Banyak oknum yang mengaku mewakili pelapor di media massa mengatakan bahwa apa yang mereka lakukan bukan sekadar mewakili satu agama tertentu, melainkan menjunjung tinggi semangat Bhinneka Tunggal Ika. Apakah itu benar?
Kedewasaan masyarakat Indonesia, khususnya umat Islam yang mayoritas, akan diuji setelah kasus Ahok selesai. Jika di kemudian hari ada pejabat publik yang kebetulan beragama Islam dan dituduh melakukan penodaan agama, apakah masyarakat akan memberikan tekanan yang sama seperti kasus Ahok atau justru sebaliknya?
Senjata Guru
Ungkapan “mulutmu, macanmu” sepertinya sangat tepat menggambarkan situasi yang dihadapi Ahok saat ini.

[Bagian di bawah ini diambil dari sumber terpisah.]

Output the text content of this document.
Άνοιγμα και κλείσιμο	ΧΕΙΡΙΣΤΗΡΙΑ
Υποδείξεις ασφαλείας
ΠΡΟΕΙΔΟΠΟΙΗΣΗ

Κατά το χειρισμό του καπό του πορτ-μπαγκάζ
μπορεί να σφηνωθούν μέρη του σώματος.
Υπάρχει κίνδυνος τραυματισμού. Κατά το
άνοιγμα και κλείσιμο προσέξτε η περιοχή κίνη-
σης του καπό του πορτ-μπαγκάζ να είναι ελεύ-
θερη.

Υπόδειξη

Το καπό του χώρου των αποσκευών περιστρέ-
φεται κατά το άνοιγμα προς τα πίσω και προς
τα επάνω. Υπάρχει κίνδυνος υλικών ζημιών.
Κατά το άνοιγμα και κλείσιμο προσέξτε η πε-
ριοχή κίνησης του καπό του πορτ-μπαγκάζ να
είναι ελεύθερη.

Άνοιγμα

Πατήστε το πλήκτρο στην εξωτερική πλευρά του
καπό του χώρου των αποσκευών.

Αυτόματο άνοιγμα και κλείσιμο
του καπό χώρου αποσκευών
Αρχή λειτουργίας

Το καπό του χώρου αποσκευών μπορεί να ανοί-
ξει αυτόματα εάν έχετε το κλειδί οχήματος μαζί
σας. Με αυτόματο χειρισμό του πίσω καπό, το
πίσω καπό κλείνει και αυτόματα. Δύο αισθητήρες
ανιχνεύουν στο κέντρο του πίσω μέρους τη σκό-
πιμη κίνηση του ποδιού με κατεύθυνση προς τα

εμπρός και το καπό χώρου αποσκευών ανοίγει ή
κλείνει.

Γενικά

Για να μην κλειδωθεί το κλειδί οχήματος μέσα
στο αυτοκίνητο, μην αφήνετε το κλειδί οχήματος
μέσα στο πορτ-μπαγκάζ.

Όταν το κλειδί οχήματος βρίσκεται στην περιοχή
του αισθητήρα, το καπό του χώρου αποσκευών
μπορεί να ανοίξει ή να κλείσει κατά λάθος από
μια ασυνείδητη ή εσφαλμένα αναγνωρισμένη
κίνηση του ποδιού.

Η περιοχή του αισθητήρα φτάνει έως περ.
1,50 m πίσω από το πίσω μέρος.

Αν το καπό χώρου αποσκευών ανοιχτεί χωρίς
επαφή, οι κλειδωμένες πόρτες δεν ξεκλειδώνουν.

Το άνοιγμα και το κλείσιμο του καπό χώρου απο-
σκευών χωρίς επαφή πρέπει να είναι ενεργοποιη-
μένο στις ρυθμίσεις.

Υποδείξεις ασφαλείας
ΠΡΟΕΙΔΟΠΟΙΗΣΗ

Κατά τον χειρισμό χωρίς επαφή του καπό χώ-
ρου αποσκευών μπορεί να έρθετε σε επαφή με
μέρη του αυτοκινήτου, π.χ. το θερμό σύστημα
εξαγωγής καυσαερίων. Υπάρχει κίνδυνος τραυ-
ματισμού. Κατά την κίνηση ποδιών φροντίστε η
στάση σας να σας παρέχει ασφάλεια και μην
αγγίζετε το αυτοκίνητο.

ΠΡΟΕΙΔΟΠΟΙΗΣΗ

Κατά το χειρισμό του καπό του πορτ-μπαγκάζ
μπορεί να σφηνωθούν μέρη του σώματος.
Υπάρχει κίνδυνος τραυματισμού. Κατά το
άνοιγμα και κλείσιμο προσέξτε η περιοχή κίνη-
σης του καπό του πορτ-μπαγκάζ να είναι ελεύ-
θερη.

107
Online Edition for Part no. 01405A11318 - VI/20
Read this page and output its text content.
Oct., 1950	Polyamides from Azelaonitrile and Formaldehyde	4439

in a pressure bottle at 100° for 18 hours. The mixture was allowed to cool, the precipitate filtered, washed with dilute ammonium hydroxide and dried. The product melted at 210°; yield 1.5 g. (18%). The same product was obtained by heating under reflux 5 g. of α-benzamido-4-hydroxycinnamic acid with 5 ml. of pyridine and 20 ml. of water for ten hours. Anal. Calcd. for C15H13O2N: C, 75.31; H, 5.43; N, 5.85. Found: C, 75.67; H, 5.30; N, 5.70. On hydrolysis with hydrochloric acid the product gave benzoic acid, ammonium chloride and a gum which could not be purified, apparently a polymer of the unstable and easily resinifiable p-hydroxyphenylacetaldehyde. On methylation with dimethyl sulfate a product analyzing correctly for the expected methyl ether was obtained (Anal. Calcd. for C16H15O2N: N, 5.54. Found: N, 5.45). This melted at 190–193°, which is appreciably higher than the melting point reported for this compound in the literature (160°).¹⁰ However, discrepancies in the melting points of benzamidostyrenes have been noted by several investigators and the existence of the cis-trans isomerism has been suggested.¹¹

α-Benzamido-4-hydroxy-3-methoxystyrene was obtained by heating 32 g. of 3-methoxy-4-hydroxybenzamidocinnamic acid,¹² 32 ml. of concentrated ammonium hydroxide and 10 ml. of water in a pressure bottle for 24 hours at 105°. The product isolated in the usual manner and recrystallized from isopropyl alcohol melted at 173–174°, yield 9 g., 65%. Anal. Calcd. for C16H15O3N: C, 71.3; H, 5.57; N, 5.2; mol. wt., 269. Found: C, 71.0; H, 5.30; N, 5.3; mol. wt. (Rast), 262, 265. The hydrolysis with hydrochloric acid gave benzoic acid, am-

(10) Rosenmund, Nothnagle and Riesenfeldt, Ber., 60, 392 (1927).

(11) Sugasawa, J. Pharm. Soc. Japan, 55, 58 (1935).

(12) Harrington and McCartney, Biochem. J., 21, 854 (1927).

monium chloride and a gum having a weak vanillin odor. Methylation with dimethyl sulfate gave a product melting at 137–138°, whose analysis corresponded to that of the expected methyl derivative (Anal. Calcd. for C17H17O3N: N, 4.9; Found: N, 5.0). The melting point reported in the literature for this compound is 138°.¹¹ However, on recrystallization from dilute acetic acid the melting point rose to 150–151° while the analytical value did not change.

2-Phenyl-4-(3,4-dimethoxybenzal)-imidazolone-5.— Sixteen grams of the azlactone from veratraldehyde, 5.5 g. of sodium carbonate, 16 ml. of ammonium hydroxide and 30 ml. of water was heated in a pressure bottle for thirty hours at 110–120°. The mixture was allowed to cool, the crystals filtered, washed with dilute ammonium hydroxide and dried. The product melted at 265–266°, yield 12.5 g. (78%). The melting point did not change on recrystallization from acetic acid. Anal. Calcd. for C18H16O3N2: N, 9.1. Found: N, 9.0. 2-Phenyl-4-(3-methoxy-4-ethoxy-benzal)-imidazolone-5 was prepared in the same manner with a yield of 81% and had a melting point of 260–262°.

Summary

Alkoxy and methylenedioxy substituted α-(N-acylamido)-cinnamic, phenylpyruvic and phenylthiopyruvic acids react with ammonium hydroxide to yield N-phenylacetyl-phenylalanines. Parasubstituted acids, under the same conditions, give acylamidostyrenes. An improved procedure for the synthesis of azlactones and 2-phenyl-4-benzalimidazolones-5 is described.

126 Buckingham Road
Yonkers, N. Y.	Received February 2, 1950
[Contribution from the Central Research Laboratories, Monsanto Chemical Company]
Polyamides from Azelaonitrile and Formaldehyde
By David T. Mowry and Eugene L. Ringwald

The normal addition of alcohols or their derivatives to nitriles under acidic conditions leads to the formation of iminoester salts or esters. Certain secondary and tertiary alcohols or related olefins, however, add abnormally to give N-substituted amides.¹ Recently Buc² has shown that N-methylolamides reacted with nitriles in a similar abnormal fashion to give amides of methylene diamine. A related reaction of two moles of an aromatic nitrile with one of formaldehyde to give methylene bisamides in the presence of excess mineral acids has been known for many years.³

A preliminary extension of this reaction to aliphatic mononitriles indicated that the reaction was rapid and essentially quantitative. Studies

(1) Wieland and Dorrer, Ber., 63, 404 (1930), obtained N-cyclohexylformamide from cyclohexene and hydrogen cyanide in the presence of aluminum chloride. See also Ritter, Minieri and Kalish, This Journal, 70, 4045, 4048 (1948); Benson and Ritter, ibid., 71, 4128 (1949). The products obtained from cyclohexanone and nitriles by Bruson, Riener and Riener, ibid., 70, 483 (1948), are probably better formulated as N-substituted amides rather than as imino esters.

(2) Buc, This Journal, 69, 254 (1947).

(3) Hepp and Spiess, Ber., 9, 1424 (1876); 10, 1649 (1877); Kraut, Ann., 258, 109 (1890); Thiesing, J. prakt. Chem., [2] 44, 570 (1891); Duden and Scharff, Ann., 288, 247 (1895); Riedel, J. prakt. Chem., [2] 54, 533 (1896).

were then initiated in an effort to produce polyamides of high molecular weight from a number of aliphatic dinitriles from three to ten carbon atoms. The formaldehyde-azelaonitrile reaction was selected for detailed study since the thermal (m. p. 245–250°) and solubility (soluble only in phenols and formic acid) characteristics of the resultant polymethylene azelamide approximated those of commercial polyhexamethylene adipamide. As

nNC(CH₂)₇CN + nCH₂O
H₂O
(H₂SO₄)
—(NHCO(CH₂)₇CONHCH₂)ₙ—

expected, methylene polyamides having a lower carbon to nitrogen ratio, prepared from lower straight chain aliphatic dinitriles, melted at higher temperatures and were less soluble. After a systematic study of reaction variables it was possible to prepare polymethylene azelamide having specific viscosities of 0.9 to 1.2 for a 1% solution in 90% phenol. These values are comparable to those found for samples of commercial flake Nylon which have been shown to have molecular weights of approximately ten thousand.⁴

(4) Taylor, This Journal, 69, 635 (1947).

Ucapannya saat berkunjung ke Kepulauan Seribu beberapa waktu lalu terekam dan kemudian viral di media sosial, meski Ahok menuding ada pihak tertentu yang mengedit video tersebut sehingga ucapannya tidak terekam secara utuh hingga berujung fitnah.
Ironisnya, Ahok justru merupakan salah satu pejabat publik pertama yang suka merekam rapat kerjanya dan membagikannya ke publik melalui media sosial.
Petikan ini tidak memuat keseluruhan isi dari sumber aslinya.